Discussion forum for David Beazley

Help required concerning abiguous grammar

I’m writing an emulator for an old computer. It used a BASIC dialect, which is straight forward to implement, with one exception:

Variable names can consist of 1 or 2 letters (second character can also be a digit). Now, there’s a command, which uses single letters to make parameters in a comma-separated list more human-readable; like this

DLOAD <filename>, D<ln>, U<un>

The letters ‘D’ and ‘U’ must literally preceed the parameters and (which are integers), with or without space between the letter and the parameter.

Now I can’t find a way to realize that with PLY, as e.g. ‘D8’ is also a valid variable name.

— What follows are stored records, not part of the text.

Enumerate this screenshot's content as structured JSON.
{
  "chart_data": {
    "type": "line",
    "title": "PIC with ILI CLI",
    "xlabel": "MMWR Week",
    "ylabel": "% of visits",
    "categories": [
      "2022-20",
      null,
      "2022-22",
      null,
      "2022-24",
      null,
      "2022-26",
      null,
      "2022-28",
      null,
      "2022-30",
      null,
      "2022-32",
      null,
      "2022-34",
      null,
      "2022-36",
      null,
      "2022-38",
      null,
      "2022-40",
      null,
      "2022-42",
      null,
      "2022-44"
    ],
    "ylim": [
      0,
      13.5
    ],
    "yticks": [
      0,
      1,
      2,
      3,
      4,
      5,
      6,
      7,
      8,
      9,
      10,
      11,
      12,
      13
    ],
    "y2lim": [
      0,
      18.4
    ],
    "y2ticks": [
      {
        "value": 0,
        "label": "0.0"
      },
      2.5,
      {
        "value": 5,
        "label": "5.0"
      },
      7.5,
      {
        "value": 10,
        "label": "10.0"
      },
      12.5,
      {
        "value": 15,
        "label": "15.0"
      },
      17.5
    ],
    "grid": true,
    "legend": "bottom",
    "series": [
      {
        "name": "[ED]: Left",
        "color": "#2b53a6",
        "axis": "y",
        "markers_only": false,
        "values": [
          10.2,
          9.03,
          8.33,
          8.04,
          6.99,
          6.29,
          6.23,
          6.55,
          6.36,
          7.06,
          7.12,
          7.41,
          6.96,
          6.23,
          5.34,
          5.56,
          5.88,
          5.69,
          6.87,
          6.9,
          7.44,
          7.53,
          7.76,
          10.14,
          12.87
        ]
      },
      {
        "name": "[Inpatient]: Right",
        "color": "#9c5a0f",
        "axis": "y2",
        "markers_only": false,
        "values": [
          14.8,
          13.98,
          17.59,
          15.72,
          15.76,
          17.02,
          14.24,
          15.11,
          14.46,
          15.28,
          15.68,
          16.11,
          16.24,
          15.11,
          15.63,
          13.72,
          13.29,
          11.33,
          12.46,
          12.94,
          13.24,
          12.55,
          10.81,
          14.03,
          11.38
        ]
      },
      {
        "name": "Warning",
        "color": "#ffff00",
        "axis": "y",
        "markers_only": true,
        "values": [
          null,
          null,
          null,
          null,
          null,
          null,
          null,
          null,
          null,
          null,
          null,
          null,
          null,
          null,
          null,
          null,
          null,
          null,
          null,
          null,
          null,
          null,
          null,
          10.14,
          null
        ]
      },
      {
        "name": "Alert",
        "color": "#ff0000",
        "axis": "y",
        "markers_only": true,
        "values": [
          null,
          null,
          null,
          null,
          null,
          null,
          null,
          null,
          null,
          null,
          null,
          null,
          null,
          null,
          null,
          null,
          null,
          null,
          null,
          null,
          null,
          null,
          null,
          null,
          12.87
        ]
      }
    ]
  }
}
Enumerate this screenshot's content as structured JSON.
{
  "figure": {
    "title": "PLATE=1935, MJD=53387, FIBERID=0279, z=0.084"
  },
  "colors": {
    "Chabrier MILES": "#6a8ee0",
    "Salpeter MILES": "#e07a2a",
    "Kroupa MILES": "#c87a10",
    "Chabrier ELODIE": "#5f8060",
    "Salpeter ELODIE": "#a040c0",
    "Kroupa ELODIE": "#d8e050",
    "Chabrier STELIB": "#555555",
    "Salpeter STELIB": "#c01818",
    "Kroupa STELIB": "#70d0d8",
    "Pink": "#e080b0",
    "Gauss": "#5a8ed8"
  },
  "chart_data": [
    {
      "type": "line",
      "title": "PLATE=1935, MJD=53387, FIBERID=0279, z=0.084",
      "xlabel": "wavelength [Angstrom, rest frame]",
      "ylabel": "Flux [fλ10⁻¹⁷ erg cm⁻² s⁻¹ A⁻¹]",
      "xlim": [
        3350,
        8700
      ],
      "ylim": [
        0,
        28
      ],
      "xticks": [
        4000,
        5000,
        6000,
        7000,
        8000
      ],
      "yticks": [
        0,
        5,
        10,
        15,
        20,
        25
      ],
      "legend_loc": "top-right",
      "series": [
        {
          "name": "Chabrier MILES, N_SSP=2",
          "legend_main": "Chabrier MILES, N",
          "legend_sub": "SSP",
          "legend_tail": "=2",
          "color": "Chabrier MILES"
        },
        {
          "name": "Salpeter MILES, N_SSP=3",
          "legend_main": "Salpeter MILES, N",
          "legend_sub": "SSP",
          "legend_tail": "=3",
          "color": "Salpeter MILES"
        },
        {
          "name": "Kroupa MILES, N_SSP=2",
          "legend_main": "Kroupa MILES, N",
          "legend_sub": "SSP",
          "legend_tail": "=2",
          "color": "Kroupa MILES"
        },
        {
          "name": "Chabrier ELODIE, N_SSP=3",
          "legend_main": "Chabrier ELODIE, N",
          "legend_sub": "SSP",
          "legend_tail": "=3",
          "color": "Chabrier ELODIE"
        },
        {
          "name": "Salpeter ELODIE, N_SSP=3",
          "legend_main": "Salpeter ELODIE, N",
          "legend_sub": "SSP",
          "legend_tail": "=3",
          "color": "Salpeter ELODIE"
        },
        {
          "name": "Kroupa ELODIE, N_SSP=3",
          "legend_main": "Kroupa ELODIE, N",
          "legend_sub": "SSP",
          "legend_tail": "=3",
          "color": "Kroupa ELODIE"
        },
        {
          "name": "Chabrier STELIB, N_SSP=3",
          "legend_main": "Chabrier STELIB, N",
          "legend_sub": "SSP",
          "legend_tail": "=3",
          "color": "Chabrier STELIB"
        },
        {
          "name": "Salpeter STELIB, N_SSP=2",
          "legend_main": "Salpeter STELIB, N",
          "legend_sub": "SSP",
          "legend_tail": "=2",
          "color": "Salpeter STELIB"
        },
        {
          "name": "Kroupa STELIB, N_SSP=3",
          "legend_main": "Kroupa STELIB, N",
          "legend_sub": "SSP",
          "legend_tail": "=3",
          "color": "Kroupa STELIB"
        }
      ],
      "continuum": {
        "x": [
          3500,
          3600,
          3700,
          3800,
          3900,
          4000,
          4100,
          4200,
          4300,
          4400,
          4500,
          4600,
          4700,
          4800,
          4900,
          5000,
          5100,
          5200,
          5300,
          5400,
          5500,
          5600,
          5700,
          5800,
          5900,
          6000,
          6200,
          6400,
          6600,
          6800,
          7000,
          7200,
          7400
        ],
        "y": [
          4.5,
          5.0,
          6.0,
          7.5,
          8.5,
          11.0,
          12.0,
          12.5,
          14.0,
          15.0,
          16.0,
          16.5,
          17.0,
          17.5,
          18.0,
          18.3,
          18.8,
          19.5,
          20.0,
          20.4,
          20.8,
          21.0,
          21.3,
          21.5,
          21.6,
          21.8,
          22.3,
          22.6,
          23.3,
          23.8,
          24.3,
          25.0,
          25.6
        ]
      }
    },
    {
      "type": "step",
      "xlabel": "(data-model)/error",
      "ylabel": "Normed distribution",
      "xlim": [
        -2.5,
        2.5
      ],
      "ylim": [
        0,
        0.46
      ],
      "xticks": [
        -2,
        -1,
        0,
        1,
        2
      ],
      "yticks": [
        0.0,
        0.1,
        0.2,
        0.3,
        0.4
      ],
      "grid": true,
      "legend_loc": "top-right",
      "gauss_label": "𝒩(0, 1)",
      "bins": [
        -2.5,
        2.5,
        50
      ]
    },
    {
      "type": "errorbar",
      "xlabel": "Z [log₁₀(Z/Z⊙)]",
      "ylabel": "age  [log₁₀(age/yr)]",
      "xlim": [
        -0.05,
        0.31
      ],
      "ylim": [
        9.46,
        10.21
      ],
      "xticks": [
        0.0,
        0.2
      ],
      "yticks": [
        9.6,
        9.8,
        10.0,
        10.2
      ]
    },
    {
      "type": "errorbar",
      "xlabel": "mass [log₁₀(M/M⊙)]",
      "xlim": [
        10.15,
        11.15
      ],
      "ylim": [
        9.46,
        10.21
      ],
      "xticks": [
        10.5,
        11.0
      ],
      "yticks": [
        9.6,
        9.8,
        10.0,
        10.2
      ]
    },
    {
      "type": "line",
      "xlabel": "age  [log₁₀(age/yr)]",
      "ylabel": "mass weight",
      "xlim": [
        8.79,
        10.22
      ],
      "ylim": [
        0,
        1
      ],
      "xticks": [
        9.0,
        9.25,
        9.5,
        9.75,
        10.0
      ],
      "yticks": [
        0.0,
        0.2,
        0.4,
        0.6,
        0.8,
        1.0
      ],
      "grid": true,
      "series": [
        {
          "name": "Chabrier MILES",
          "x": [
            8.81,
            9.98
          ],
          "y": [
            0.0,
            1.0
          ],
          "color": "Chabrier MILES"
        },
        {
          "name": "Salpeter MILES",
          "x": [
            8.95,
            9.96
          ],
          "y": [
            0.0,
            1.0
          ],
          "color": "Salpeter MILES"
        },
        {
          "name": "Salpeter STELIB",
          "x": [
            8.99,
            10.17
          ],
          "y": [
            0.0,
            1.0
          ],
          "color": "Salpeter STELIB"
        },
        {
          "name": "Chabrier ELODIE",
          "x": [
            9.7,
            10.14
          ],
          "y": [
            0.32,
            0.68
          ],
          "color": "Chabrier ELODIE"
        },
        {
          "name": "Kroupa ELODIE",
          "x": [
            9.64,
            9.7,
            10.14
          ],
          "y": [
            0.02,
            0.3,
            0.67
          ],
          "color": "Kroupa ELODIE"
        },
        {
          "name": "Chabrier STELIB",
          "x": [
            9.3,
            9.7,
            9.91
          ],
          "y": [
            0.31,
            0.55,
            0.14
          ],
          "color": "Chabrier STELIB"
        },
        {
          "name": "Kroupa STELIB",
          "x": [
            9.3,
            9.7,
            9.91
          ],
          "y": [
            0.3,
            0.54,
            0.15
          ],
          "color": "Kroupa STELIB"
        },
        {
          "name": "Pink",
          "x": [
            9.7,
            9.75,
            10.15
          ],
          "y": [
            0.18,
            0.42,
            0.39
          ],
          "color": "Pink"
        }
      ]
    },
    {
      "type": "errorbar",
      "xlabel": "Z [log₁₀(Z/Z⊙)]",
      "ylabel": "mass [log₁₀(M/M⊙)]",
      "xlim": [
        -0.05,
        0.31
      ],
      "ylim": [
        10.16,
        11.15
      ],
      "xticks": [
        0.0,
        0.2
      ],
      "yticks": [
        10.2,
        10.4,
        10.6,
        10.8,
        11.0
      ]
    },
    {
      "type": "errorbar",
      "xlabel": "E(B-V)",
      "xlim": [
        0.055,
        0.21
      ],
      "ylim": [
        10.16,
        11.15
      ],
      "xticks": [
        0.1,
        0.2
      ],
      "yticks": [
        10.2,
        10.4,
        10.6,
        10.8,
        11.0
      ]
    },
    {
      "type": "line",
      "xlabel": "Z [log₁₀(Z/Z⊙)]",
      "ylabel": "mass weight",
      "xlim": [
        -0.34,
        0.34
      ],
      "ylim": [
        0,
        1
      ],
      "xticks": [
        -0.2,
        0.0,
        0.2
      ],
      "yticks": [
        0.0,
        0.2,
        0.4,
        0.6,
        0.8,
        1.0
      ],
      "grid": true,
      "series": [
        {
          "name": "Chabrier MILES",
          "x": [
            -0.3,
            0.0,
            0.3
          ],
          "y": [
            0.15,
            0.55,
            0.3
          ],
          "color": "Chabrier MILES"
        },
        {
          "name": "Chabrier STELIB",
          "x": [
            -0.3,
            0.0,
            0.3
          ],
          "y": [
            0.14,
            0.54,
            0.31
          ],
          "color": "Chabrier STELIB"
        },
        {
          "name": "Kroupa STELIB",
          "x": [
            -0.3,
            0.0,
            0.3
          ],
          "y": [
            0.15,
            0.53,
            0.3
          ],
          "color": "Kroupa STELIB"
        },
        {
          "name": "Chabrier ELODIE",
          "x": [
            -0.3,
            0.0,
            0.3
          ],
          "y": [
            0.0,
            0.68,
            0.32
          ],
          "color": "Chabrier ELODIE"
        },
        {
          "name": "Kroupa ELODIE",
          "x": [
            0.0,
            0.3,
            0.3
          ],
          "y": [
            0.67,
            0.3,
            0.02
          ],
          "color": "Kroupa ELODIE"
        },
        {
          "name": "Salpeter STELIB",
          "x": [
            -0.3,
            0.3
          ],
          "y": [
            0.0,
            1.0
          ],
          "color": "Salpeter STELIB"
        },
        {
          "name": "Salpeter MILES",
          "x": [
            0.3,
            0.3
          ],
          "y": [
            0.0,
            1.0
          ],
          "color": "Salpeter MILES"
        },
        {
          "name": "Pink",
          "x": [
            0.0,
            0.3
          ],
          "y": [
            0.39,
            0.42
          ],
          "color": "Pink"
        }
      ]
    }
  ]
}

Is there a way, to successfully parse such a grammar with PLY?

Thanks for any help!
petro4213

You’re probably going to have to do something clever somewhere in the system to disambiguate variable names from the D and U parts. One possibility is to use lexer states. For example, upon seeing the ‘DLOAD’ token, the lexer could switch states to parse the other parts of it in a different way. Another possibility might be some kind of preprocessing step involving a regex or some similar tool. Example, perhaps DLOAD commands could be isolated and rewritten/normalized in some way to have a more easily parsed structure (e.g., get rid of the D/U entirely, replace the D/U with some other kind of token in its place, etc.). You might also be able to write parser rules that accept a variety of possible inputs and attempt to disambiguate it there by looking at the actual token values parsed and seeing if they make sense. For example:

 def p_dln(p):
       '''
       dln : ID INT
             | ID
       '''
       if len(p) == 2 and p[1] == 'D':
             p[0] = p[2]
       elif len(p) == 1 and p[1][0] == 'D' and p[1][1:].isdigit():
             p[0] = int(p[1][1:])
       else:
             print('Syntax error')

That might need to be fleshed out a bit.

Personally, I might be inclined to try some kind of preprocessor approach–normalize the input first and rewrite it a bit to make it easier to parse.

Thanks Dave!
I personally like the idea of switching state a lot. It looks like the cleanest solution to me. I’ll check the docs for help on that topic and come back, if I need more assistance… :wink: